In this world of data explosion, we have more information than we ever need. But the most effective managers make quick decisions effectively. They do it using a concept called thin slicing. It refers to using a small amount of information that tells them everything they need to know about a situation.
I discussed the concept in my podcast this week wherein I explored the idea of dominant logic. Dominant logic is a cognitive map shared across top managers. This joint map has a significant amount of information and the critical logic that makes the firm successful. As a part of our mental processes, we rely on schemas and mental models to deal with a complex world in a fast yet efficient manner. We do it without processing all the information related to a situation. Here is an example of thin slicing from a person experience.
The P&G Context
A long time back, I was the program manager for SAP implementation for P&G Asia. That was a huge organizational transformation process that transformed P&G from a country-based organization to a globally run company. It involved standardization of thousands of operations across all the countries in Asia.
Once my team standardized a process, embedded it into the SAP system, it would train the operations team who would then run the activities with those processes.
The Payables Problem
One of the critical processes of the organization was Accounts payables. It involved paying money to suppliers on time as per a prior agreement. After 100-120 days of our pilot implementation, the Asia leader of operations told me that there is something wrong with the payables process. As a result, many suppliers were not paid and some of them were threatening to stop supplying.
He had talked to various people in operations and my project team to find out what was the problem, but he wasn’t able to get to the bottom of the situation. Since I was busy with the next set of countries, he called me in as a last resort.
What We Knew
He told me that the payable operations manager said that they were processing thousands of invoices within the service level agreement. Their service level agreement was something like 97% of invoices paid on time. Since they were meeting their goals, something must not be ok with what the project team did. The project team members were saying that the process works pretty well and the operations must be not doing their job.
A Small Step
All I did next is to ask the operations folks where are the people who were doing accounts payables work. Then I walked to the payables process room. I walked around for 2-3 minutes and asked one of the processors two questions. And then I walked out.
Verifying the Issue
When I walked out, I knew exactly why the problem existed.
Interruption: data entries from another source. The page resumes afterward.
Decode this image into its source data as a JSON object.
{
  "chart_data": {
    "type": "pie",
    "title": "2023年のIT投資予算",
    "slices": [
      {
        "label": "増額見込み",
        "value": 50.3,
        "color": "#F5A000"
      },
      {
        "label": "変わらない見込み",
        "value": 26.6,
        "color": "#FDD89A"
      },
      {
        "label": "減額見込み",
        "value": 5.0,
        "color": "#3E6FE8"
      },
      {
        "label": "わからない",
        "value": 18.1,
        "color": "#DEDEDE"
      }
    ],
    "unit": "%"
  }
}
But telling the problem to people would not have helped me at all; I needed empirical evidence. So I asked someone in my team to pull a report from the system. That report showed the exact problem.
The issue was that when an invoice had a problem, there was no exception handling process. So the exceptions were being generated, and no one was looking at those invoices.
Thin Slicing At Work
The amazing thing here is not that I solved a problem that no one else was able to figure out including the folks who designed the process. The amazing thing is that it took me a couple of minutes to figure this out using only a little information.
And I didn’t run many reports to identify the causes that may be leading to this issue. I knew the answer and then ran a report that confirmed the problem. In fact, the report didn’t even exist in the system; someone had to generate the data.
The Secret Behind Thin Slicing
How did I do that? The reason is thin slicing of information. When I entered the scene, I brought with me a set of mental models. In my mind, every process is a pre-determine closed system, and there are a few places where the bottleneck can exist.
When I walked into the payables room I had two questions – are all invoices reaching the processors and are the processors processing 100% of them.
My first question to the processor told met that 100% of invoices were indeed reaching them. And the second answer told me that no one is looking at the problem invoices. The invoices that were somewhat not right were being thrown out of the process. They lay there day after day without anyone taking care of them.
I didn’t have to go through a million thing that would go wrong in that incredibly complex process. There was no need to know which people were doing the right job and who were not. I didn’t need to know what different kinds of invoices exist or how a purchase order is entered into the system.
This story tells you how thin slicing of information allows you to make sense of a complex situation in a short time.